Чего ради я тружусь как пчела, не зная отдыха? Мои деньги позволяют целой толпе прихлебателей жить припеваючи, но что это дает лично мне? Если бы обед за сотню гиней доставлял мне в сорок раз больше удовольствия, чем обед за четыре шиллинга, игра стоила бы свеч и я бы не роптал! Однако это не так!
Не помню, чтобы я раньше видел моего приятеля таким взволнованным. Вскочив с кресла, он мерил шагами комнату.
— Что мешает мне вложить капиталы под два с половиной процента годовых? При самом плохом раскладе я буду иметь не меньше пяти сотен. Этого любому хватит за глаза! Почему же я так не поступаю?
— Вот именно, почему? — отозвался я эхом.
— Это ведь ваша профессия — разгадывать тайны человеческих душ. А сами-то? На моем месте вы вели бы себя так же. Случится вам разжиться сотней тысяч фунтов, завтра же учредите газету или театр — уж вы найдете способ растранжирить денежки и заработать себе круглосуточную головную боль.
Я поник, чувствуя справедливость его обвинений. Я всегда мечтал издавать газету или управлять театром.
— Если мы станем зарабатывать только то, что способны потратить, завтра же Сити опустеет! Какой смысл в работе ради работы? Что за нелепый инстинкт нами движет? Кто взнуздал и пришпорил нас?
В комнату вошел слуга с телеграммой от управляющего одной из австралийских шахт моего хозяина, и я поспешил удалиться.
Шагая домой, я размышлял над его словами. Ради чего этот бесконечный труд? Ради чего каждое утро вставать с кровати, умываться, одеваться, а каждый вечер раздеваться и снова ложиться в кровать? Мы зарабатываем, чтобы покупать еду, которая дает нам силы, чтобы зарабатывать. Ради чего жить, если впереди ждет смерть? Зачем рожать детей, если и им, в свой черед, уготован такой же конец?

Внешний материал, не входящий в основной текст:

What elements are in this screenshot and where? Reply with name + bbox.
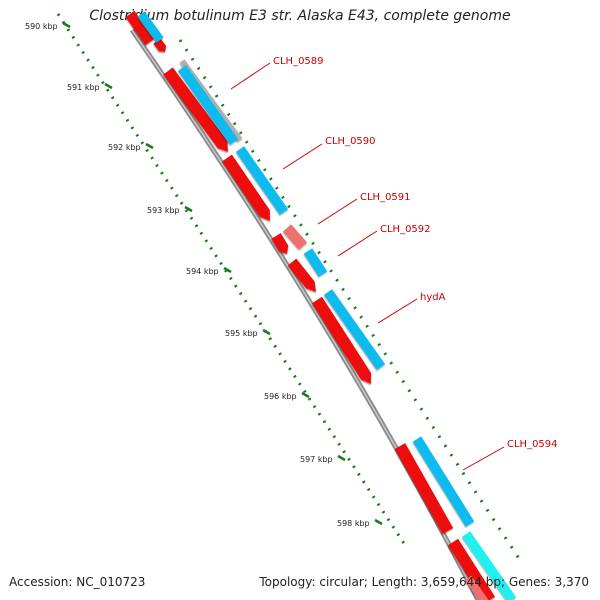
genome-backbone <box>129 28 481 600</box>
gc-skew-track <box>178 39 522 561</box>
gene-label[interactable]: CLH_0594 <box>507 439 558 450</box>
cds-feature <box>287 258 316 292</box>
cds-feature <box>282 224 308 250</box>
tick-label: 591 kbp <box>67 83 100 92</box>
gene-label-leader <box>377 298 418 324</box>
gene-label-leader <box>462 446 505 471</box>
cds-feature <box>271 233 289 254</box>
blast-hit <box>303 248 328 277</box>
cds-feature <box>125 10 155 46</box>
tick-label: 594 kbp <box>186 267 219 276</box>
tick-mark <box>184 205 193 213</box>
cds-feature <box>464 575 502 600</box>
gene-label[interactable]: CLH_0592 <box>380 224 431 235</box>
tick-mark <box>262 328 271 336</box>
cds-feature <box>163 67 229 153</box>
gene-label-leader <box>230 62 271 90</box>
tick-mark <box>104 82 113 90</box>
gene-label-leader <box>337 230 378 257</box>
tick-mark <box>145 142 154 150</box>
accession-text: Accession: NC_010723 <box>9 575 146 589</box>
blast-hit <box>235 146 289 215</box>
tick-mark <box>337 454 346 462</box>
tick-label: 595 kbp <box>225 329 258 338</box>
tick-label: 596 kbp <box>264 392 297 401</box>
blast-hit <box>137 11 164 43</box>
tick-label: 593 kbp <box>147 206 180 215</box>
tick-label: 597 kbp <box>300 455 333 464</box>
tick-mark <box>223 266 232 274</box>
gene-label[interactable]: CLH_0589 <box>273 56 324 67</box>
tick-label: 590 kbp <box>25 22 58 31</box>
blast-hit <box>461 531 517 600</box>
gene-labels: CLH_0589 CLH_0590 CLH_0591 CLH_0592 hydA CLH_… <box>230 56 558 471</box>
tick-label: 592 kbp <box>108 143 141 152</box>
cds-feature <box>447 538 496 600</box>
gc-content-track <box>56 13 407 546</box>
tick-label: 598 kbp <box>337 519 370 528</box>
tick-mark <box>62 21 71 29</box>
gene-label[interactable]: hydA <box>420 292 446 303</box>
gene-label-leader <box>317 198 358 225</box>
coordinate-ticks: 590 kbp 591 kbp 592 kbp 593 kbp 594 kbp 595 k… <box>25 21 383 528</box>
blast-hit <box>177 65 239 145</box>
cds-feature <box>222 154 270 221</box>
cds-feature <box>311 296 372 384</box>
tick-mark <box>301 391 310 399</box>
gene-label[interactable]: CLH_0591 <box>360 192 411 203</box>
gene-label[interactable]: CLH_0590 <box>325 136 376 147</box>
gene-label-leader <box>282 143 323 170</box>
blast-hit <box>412 436 475 527</box>
genome-summary: Topology: circular; Length: 3,659,644 bp… <box>259 575 589 589</box>
map-title: Clostridium botulinum E3 str. Alaska E43… <box>89 8 511 24</box>
tick-mark <box>374 518 383 526</box>
feature-tracks <box>125 10 517 600</box>
cds-feature <box>394 443 454 534</box>
blast-hit <box>323 289 386 370</box>
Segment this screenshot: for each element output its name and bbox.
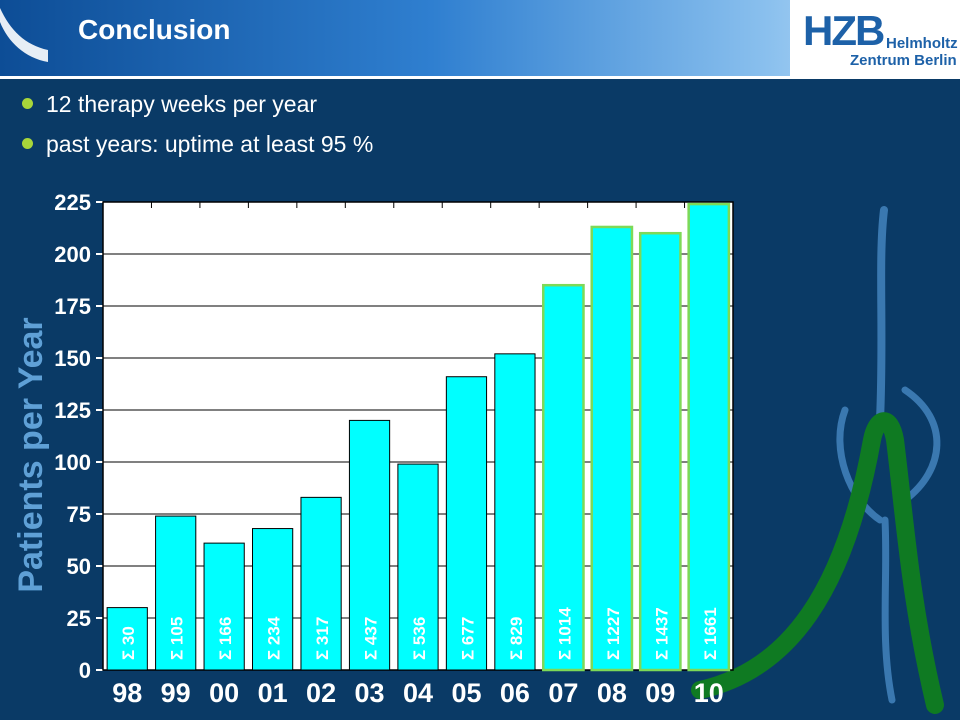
bar-label: Σ 317	[313, 617, 332, 660]
bullet-dot-icon	[22, 138, 33, 149]
slide-title: Conclusion	[78, 14, 231, 45]
bar-label: Σ 1227	[604, 607, 623, 660]
y-tick-label: 50	[67, 554, 91, 579]
header-divider	[0, 76, 960, 79]
x-tick-label: 10	[694, 678, 724, 708]
x-axis-tick-labels: 98 99 00 01 02 03 04 05 06 07 08 09 10	[112, 678, 724, 708]
y-tick-label: 25	[67, 606, 91, 631]
bar	[494, 353, 536, 671]
bar	[542, 283, 585, 672]
x-tick-label: 02	[306, 678, 336, 708]
bar	[252, 528, 294, 671]
bar-label: Σ 829	[507, 617, 526, 660]
x-tick-label: 01	[258, 678, 288, 708]
x-tick-label: 09	[645, 678, 675, 708]
bar	[445, 376, 488, 671]
bar-label: Σ 30	[119, 626, 138, 660]
x-tick-label: 04	[403, 678, 433, 708]
x-tick-label: 08	[597, 678, 627, 708]
bullet-text: past years: uptime at least 95 %	[46, 131, 374, 157]
bullet-item: past years: uptime at least 95 %	[22, 131, 373, 158]
y-tick-label: 125	[54, 398, 91, 423]
y-tick-label: 150	[54, 346, 91, 371]
logo-mark: HZB	[803, 7, 885, 54]
y-tick-label: 100	[54, 450, 91, 475]
bar-label: Σ 166	[216, 617, 235, 660]
logo-line-2: Zentrum Berlin	[850, 52, 957, 69]
y-tick-label: 200	[54, 242, 91, 267]
bar	[397, 463, 439, 671]
y-axis-label: Patients per Year	[12, 317, 50, 592]
bar	[203, 542, 245, 671]
logo-line-1: Helmholtz	[886, 35, 958, 52]
bar-label: Σ 437	[362, 617, 381, 660]
bar-label: Σ 536	[410, 617, 429, 660]
x-tick-label: 99	[161, 678, 191, 708]
bullet-item: 12 therapy weeks per year	[22, 91, 317, 118]
bar-label: Σ 677	[458, 617, 477, 660]
bar-label: Σ 1014	[555, 607, 574, 660]
bar	[687, 202, 731, 672]
bar	[638, 231, 682, 672]
logo	[790, 0, 960, 76]
bars	[106, 202, 731, 672]
bar-labels: Σ 30 Σ 105 Σ 166 Σ 234 Σ 317 Σ 437 Σ 536 Σ 677 Σ…	[119, 607, 720, 660]
bar	[300, 496, 342, 671]
x-tick-label: 07	[548, 678, 578, 708]
x-tick-label: 03	[355, 678, 385, 708]
bar	[155, 515, 197, 671]
bar-label: Σ 234	[265, 616, 284, 660]
x-tick-label: 05	[451, 678, 481, 708]
bullet-dot-icon	[22, 98, 33, 109]
stylized-figure-icon	[691, 206, 944, 714]
bar-label: Σ 1661	[701, 607, 720, 660]
bar	[590, 225, 634, 672]
bar	[348, 419, 391, 671]
bar-label: Σ 1437	[652, 607, 671, 660]
y-tick-label: 75	[67, 502, 91, 527]
swoosh-decoration-icon	[0, 8, 48, 62]
bullet-text: 12 therapy weeks per year	[46, 91, 318, 117]
x-tick-label: 98	[112, 678, 142, 708]
y-tick-label: 175	[54, 294, 91, 319]
bar	[106, 607, 148, 671]
x-tick-label: 00	[209, 678, 239, 708]
y-tick-label: 0	[79, 658, 91, 683]
x-tick-label: 06	[500, 678, 530, 708]
bar-label: Σ 105	[168, 617, 187, 660]
y-tick-label: 225	[54, 190, 91, 215]
y-axis-tick-labels: 0 25 50 75 100 125 150 175 200 225	[54, 190, 91, 683]
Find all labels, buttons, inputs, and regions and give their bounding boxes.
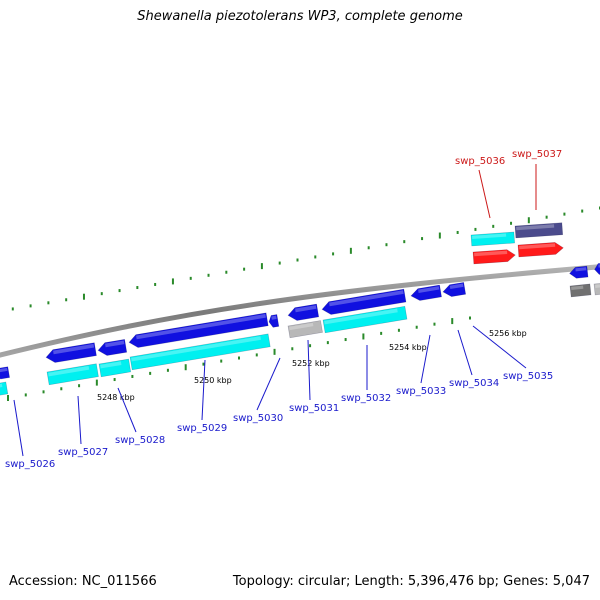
scale-labels: 5248 kbp 5250 kbp 5252 kbp 5254 kbp 5256 kbp [97, 329, 527, 402]
gene-label-swp_5035[interactable]: swp_5035 [472, 325, 553, 382]
gene-arrow[interactable] [410, 284, 442, 302]
gene-arrow[interactable] [569, 283, 592, 298]
scale-label: 5252 kbp [292, 359, 330, 368]
gene-arrow[interactable] [129, 333, 271, 371]
gene-label-text[interactable]: swp_5036 [455, 156, 505, 167]
gene-label-text[interactable]: swp_5029 [177, 423, 227, 434]
gene-arrow[interactable] [472, 249, 516, 265]
gene-label-swp_5026[interactable]: swp_5026 [5, 399, 55, 470]
leader-line [307, 339, 311, 401]
gene-arrow[interactable] [287, 303, 320, 322]
gene-arrow[interactable] [569, 265, 589, 279]
gene-arrow[interactable] [268, 314, 280, 328]
gene-label-text[interactable]: swp_5035 [503, 371, 553, 382]
gene-arrow[interactable] [594, 262, 600, 275]
gene-arrow[interactable] [97, 339, 128, 356]
scale-label: 5256 kbp [489, 329, 527, 338]
gene-label-swp_5027[interactable]: swp_5027 [58, 395, 108, 458]
gene-label-text[interactable]: swp_5033 [396, 386, 446, 397]
genome-backbone [0, 264, 600, 358]
leader-line [472, 325, 527, 369]
leader-line [478, 169, 491, 219]
gene-arrow[interactable] [98, 358, 132, 378]
gene-label-text[interactable]: swp_5026 [5, 459, 55, 470]
gene-arrow[interactable] [517, 242, 564, 258]
gene-arrow[interactable] [322, 305, 408, 334]
gene-label-swp_5030[interactable]: swp_5030 [233, 357, 283, 424]
scale-label: 5250 kbp [194, 376, 232, 385]
gene-label-swp_5028[interactable]: swp_5028 [115, 387, 165, 446]
leader-line [256, 357, 281, 411]
leader-line [77, 395, 82, 445]
gene-label-swp_5031[interactable]: swp_5031 [289, 339, 339, 414]
topology-text: Topology: circular; Length: 5,396,476 bp… [232, 574, 590, 589]
gene-label-swp_5037[interactable]: swp_5037 [512, 149, 562, 210]
genome-title: Shewanella piezotolerans WP3, complete g… [137, 9, 463, 24]
gene-label-swp_5032[interactable]: swp_5032 [341, 345, 391, 404]
leader-line [117, 387, 137, 433]
gene-arrow[interactable] [514, 222, 564, 239]
gene-label-text[interactable]: swp_5034 [449, 378, 499, 389]
scale-label: 5254 kbp [389, 343, 427, 352]
gene-arrow[interactable] [45, 342, 97, 364]
gene-label-text[interactable]: swp_5037 [512, 149, 562, 160]
gene-label-text[interactable]: swp_5031 [289, 403, 339, 414]
gene-label-swp_5029[interactable]: swp_5029 [177, 359, 227, 434]
gene-label-swp_5034[interactable]: swp_5034 [449, 329, 499, 389]
gene-arrow[interactable] [470, 231, 515, 247]
gene-label-text[interactable]: swp_5028 [115, 435, 165, 446]
gene-arrow[interactable] [128, 312, 269, 349]
gene-features[interactable] [0, 222, 600, 397]
leader-line [201, 359, 206, 421]
gene-arrow[interactable] [593, 282, 600, 296]
gene-label-text[interactable]: swp_5032 [341, 393, 391, 404]
gene-label-text[interactable]: swp_5030 [233, 413, 283, 424]
gene-label-swp_5036[interactable]: swp_5036 [455, 156, 505, 219]
gene-arrow[interactable] [0, 381, 9, 397]
gene-arrow[interactable] [46, 363, 99, 386]
accession-text: Accession: NC_011566 [9, 574, 157, 589]
gene-arrow[interactable] [0, 366, 10, 380]
leader-line [420, 334, 431, 384]
leader-line [13, 399, 24, 457]
gene-arrow[interactable] [287, 320, 323, 339]
gene-label-swp_5033[interactable]: swp_5033 [396, 334, 446, 397]
gene-label-text[interactable]: swp_5027 [58, 447, 108, 458]
leader-line [457, 329, 473, 376]
gene-arrow[interactable] [321, 288, 407, 316]
scale-label: 5248 kbp [97, 393, 135, 402]
gene-arrow[interactable] [442, 282, 467, 297]
tick-marks [7, 206, 600, 401]
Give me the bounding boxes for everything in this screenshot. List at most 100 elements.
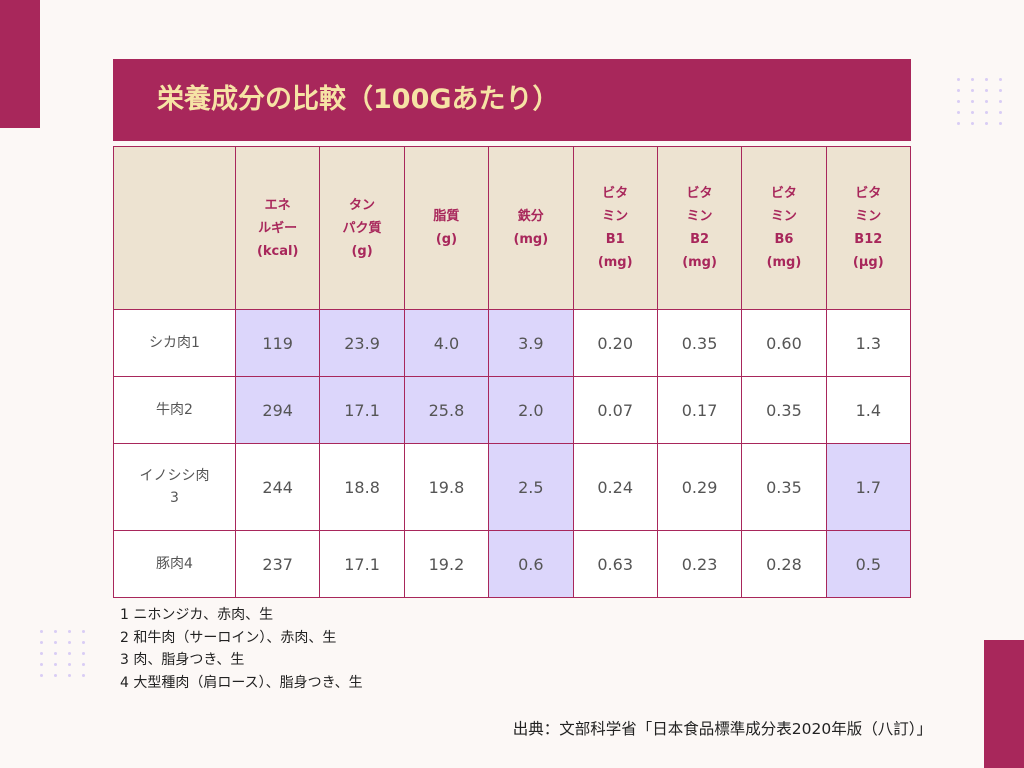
header-energy: エネ ルギー (kcal)	[234, 146, 321, 310]
decor-dot	[54, 641, 57, 644]
table-cell: 0.35	[741, 443, 827, 531]
decor-dot	[985, 122, 988, 125]
decor-dot-grid-top-right	[957, 78, 1005, 125]
table-header-row: エネ ルギー (kcal) タン パク質 (g) 脂質 (g) 鉄分 (mg) …	[113, 146, 912, 310]
table-cell: 0.17	[656, 376, 743, 444]
decor-dot-grid-bottom-left	[40, 630, 88, 677]
decor-dot	[957, 122, 960, 125]
decor-dot	[54, 663, 57, 666]
decor-dot	[957, 89, 960, 92]
row-label-text: イノシシ肉 3	[139, 468, 210, 506]
decor-dot	[40, 641, 43, 644]
table-cell: 237	[234, 530, 321, 598]
table-cell: 17.1	[319, 376, 405, 444]
decor-dot	[82, 641, 85, 644]
decor-dot	[82, 663, 85, 666]
table-cell: 17.1	[319, 530, 405, 598]
decor-dot	[957, 111, 960, 114]
table-cell: 0.6	[488, 530, 574, 598]
table-cell: 3.9	[488, 309, 574, 377]
decor-dot	[999, 100, 1002, 103]
table-cell: 0.20	[572, 309, 658, 377]
decor-dot	[82, 674, 85, 677]
decor-dot	[40, 630, 43, 633]
decor-dot	[985, 100, 988, 103]
table-cell: 0.60	[741, 309, 827, 377]
row-label: シカ肉1	[113, 309, 236, 377]
table-cell: 0.35	[656, 309, 743, 377]
table-row: シカ肉1 119 23.9 4.0 3.9 0.20 0.35 0.60 1.3	[113, 309, 912, 377]
decor-dot	[40, 652, 43, 655]
decor-dot	[999, 89, 1002, 92]
row-label: イノシシ肉 3	[113, 443, 236, 531]
footnote: 4 大型種肉（肩ロース）、脂身つき、生	[120, 674, 363, 691]
header-vitamin-b2: ビタ ミン B2 (mg)	[656, 146, 743, 310]
decor-dot	[999, 78, 1002, 81]
decor-dot	[40, 674, 43, 677]
decor-dot	[40, 663, 43, 666]
table-row: 牛肉2 294 17.1 25.8 2.0 0.07 0.17 0.35 1.4	[113, 376, 912, 444]
table-cell: 119	[234, 309, 321, 377]
decor-dot	[971, 89, 974, 92]
decor-dot	[82, 630, 85, 633]
decor-dot	[68, 652, 71, 655]
decor-bar-top-left	[0, 0, 40, 128]
footnote: 1 ニホンジカ、赤肉、生	[120, 607, 274, 623]
header-vitamin-b1: ビタ ミン B1 (mg)	[572, 146, 658, 310]
decor-dot	[985, 111, 988, 114]
table-cell: 1.4	[825, 376, 912, 444]
decor-dot	[68, 630, 71, 633]
decor-dot	[68, 663, 71, 666]
header-protein: タン パク質 (g)	[319, 146, 405, 310]
table-cell: 0.63	[572, 530, 658, 598]
footnote: 3 肉、脂身つき、生	[120, 652, 245, 668]
table-cell: 0.07	[572, 376, 658, 444]
decor-dot	[971, 122, 974, 125]
decor-dot	[54, 652, 57, 655]
header-iron: 鉄分 (mg)	[488, 146, 574, 310]
row-label: 豚肉4	[113, 530, 236, 598]
header-fat: 脂質 (g)	[403, 146, 490, 310]
footnote: 2 和牛肉（サーロイン）、赤肉、生	[120, 629, 337, 646]
header-vitamin-b6: ビタ ミン B6 (mg)	[741, 146, 827, 310]
decor-dot	[999, 122, 1002, 125]
decor-dot	[971, 111, 974, 114]
decor-dot	[54, 630, 57, 633]
header-vitamin-b12: ビタ ミン B12 (μg)	[825, 146, 912, 310]
table-cell: 19.8	[403, 443, 490, 531]
table-cell: 25.8	[403, 376, 490, 444]
decor-dot	[957, 78, 960, 81]
table-cell: 0.29	[656, 443, 743, 531]
row-label-text: 牛肉2	[156, 402, 193, 418]
decor-dot	[68, 641, 71, 644]
table-cell: 244	[234, 443, 321, 531]
decor-dot	[957, 100, 960, 103]
table-cell: 1.7	[825, 443, 912, 531]
header-corner	[113, 146, 236, 310]
table-row: 豚肉4 237 17.1 19.2 0.6 0.63 0.23 0.28 0.5	[113, 530, 912, 598]
decor-bar-bottom-right	[984, 640, 1024, 768]
decor-dot	[971, 100, 974, 103]
decor-dot	[985, 89, 988, 92]
table-cell: 0.28	[741, 530, 827, 598]
row-label-text: シカ肉1	[149, 335, 200, 351]
table-cell: 4.0	[403, 309, 490, 377]
footnotes: 1 ニホンジカ、赤肉、生 2 和牛肉（サーロイン）、赤肉、生 3 肉、脂身つき、…	[120, 604, 363, 694]
source-citation: 出典：文部科学省「日本食品標準成分表2020年版（八訂）」	[512, 720, 932, 738]
table-cell: 0.5	[825, 530, 912, 598]
decor-dot	[971, 78, 974, 81]
table-cell: 2.0	[488, 376, 574, 444]
table-cell: 1.3	[825, 309, 912, 377]
decor-dot	[82, 652, 85, 655]
table-cell: 23.9	[319, 309, 405, 377]
table-cell: 18.8	[319, 443, 405, 531]
nutrition-table: エネ ルギー (kcal) タン パク質 (g) 脂質 (g) 鉄分 (mg) …	[113, 146, 912, 598]
table-cell: 0.35	[741, 376, 827, 444]
table-cell: 0.23	[656, 530, 743, 598]
decor-dot	[985, 78, 988, 81]
table-row: イノシシ肉 3 244 18.8 19.8 2.5 0.24 0.29 0.35 1.7	[113, 443, 912, 531]
row-label-text: 豚肉4	[156, 556, 193, 572]
decor-dot	[999, 111, 1002, 114]
table-cell: 19.2	[403, 530, 490, 598]
decor-dot	[68, 674, 71, 677]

Что толку мечтать и страдать? Не все ли равно теперь, чей флаг — британский или французский — развевался над Бадахосом? А между тем сколько крови было пролито с обеих сторон! Сейчас, когда новый ледниковый период готов погрузить землю в безмолвие, так ли важно, чья нога первой ступила на полюс? Поколение за поколением мы мостим землю костями, а скоро и сами достанемся на обед могильным червям. Что перед этим наши любовь и ненависть? И все же до тех пор, пока кровь кипит в наших жилах, мы надрываем сердца и души, гоняясь за призрачной надеждой.
Росток пробивает себе путь из стручка, пьет сладкие соки земли, складывает на ночь лепестки, а когда приходит срок, смешивает свою пыльцу с пыльцой другого цветка, и любопытные насекомые разносят ее. Светит солнце, идут дожди, и со временем растение увядает, так и не поняв, во имя чего пролетела его короткая жизнь, но ни разу не усомнившись, что сад создан для него, а не он — для сада.
Алый жук всей душой, размещенной в желудке, мечтает о сытной кормежке и уютном гнездышке. Без устали копошится он в глубине вод, не догадываясь о континентах, которые намывает.
И все же — ради чего? Если верить науке, тысячелетия труда и борьбы улучшили человеческую природу. Из небесного эфира, пройдя путь от обезьяны до разумного существа, был рожден человек. Труд уничтожит в нем зверя. Испытания и муки, напряжение духовных и физических сил сделают его подобным ангелам. И тогда придет его царствие.
Но не проще ли было человеку сразу родиться венцом природы, средоточием лучших качеств своих предков? Почему, прежде чем стать совершенством, я должен побыть в шкуре пикта или гунна? Ради чего я, потомок себя, варвара, приду себе на смену? Почему, если Господь и впрямь всемогущ, он начал с клетки? Почему человек не стал таким, каким ему надлежало стать? Неужели предшествующие поколения прожили свои жизни зря? И неужели моя жизнь — лишь почва для поколений грядущих?